The appendices have their fun moments. In the first, ‘Ruffled Teachers’, Wells responds to a complaint occasioned by his ‘2,400 hours’ Address to the Education Section of the British Association for the Advancement of Science, just mentioned. In that talk, he says, he observed that teachers ‘were going along much as they did in 1900’. This was reported in the press as him saying teachers were ‘drooling along much as they did in 1900’, which phrase caused offence to actual teachers. He apologizes here, though he blames sloppy reporting for the misunderstanding.

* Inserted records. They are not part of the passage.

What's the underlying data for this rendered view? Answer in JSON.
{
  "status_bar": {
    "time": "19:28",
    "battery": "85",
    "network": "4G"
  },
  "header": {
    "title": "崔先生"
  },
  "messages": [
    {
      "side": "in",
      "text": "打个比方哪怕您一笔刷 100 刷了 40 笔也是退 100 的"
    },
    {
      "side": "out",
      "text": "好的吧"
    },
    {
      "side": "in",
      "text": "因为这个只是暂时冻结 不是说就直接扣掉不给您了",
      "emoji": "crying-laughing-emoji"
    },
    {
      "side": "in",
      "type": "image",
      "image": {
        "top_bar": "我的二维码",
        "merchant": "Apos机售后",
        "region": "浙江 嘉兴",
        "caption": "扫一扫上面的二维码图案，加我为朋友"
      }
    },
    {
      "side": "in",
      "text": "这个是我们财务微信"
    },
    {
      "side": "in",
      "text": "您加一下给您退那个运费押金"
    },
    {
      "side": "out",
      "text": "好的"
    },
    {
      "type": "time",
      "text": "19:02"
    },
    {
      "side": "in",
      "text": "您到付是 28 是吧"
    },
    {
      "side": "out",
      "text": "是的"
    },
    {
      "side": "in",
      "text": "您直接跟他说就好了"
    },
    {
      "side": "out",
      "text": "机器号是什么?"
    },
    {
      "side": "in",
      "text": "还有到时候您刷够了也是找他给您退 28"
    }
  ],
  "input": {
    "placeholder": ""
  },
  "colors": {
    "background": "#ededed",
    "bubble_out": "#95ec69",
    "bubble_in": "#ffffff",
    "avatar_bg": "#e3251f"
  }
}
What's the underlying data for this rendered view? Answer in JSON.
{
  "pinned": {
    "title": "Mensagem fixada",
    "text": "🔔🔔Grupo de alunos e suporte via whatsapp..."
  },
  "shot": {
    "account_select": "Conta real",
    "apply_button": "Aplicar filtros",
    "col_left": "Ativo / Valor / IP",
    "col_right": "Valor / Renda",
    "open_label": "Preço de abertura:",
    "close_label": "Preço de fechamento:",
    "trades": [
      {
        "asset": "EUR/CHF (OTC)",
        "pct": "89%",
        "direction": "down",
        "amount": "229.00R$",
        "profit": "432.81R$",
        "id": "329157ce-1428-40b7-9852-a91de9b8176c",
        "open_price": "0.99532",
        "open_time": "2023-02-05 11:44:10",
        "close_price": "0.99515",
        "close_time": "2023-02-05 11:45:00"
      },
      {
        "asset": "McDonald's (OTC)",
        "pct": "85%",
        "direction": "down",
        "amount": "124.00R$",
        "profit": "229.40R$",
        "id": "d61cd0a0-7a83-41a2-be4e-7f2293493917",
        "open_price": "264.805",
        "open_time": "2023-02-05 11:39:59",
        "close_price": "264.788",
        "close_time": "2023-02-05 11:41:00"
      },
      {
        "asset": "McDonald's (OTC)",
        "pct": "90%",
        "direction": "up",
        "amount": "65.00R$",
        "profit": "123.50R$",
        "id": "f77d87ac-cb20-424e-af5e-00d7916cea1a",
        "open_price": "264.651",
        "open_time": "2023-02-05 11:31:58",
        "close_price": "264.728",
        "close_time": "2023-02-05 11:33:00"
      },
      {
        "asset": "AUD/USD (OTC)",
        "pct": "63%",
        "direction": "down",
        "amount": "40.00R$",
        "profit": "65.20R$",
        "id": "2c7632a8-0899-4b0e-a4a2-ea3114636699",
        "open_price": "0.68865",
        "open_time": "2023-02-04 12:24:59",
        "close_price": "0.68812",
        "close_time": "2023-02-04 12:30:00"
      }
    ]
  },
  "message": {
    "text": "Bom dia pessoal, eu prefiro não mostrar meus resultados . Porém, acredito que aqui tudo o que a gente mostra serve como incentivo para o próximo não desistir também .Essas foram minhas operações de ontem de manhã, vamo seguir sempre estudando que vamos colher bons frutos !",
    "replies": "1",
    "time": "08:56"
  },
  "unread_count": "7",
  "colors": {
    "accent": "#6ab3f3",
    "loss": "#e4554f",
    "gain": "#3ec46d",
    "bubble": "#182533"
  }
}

The ‘Palestine’ appendix is just a kind of expression of Wellsian bafflement that so many people in so many religions get so worked up about this small portion of land bordering the eastern cul-de-sac of the Mediterranean: he says he wants to get ‘Abraham, Isaac, Jacob and Moses’ and Palestine itself ‘out of the way so that our children shall start with a better perspective of the world’. Good luck with that. Appendix III supplies the surprising diagnosis of the Great Depression in America as a problem of inadequate education; and the last appendix insists that, though a World Encyclopedia might seem like an expensive item, it ought not to be:
You may think an Encyclopedia is something only rich people can afford to buy. It ought not to be. If you can afford a radio set, if you can afford a motor-car, surely you can afford a summary of human thought and knowledge. Encyclopedias need not be as dear as they are, any more than books or bibliographies. Cheaper books, handy bibliographies, a great encyclopedia, our English-speaking world needs all these things. When automobiles first came along, they seemed likely to become a rich man's monopoly. They cost upwards of £1,000. Henry Ford altered all that. He put the poor man on the road. We want a Henry Ford today to modernise the distribution of knowledge, make good knowledge cheap and easy in this still very ignorant, ill-educated, ill-served English-speaking world of ours. Which might be the greatest power on earth for the consolidation of humanity and the establishing of an enduring creative Pax for all mankind. [World Brain, Appendix V]Again, the internet has certainly lowered the bar of accessing All The Knowledge In The World well below £1,000. Not that it's brought about creative Pax for all mankind. But then one can't have everything.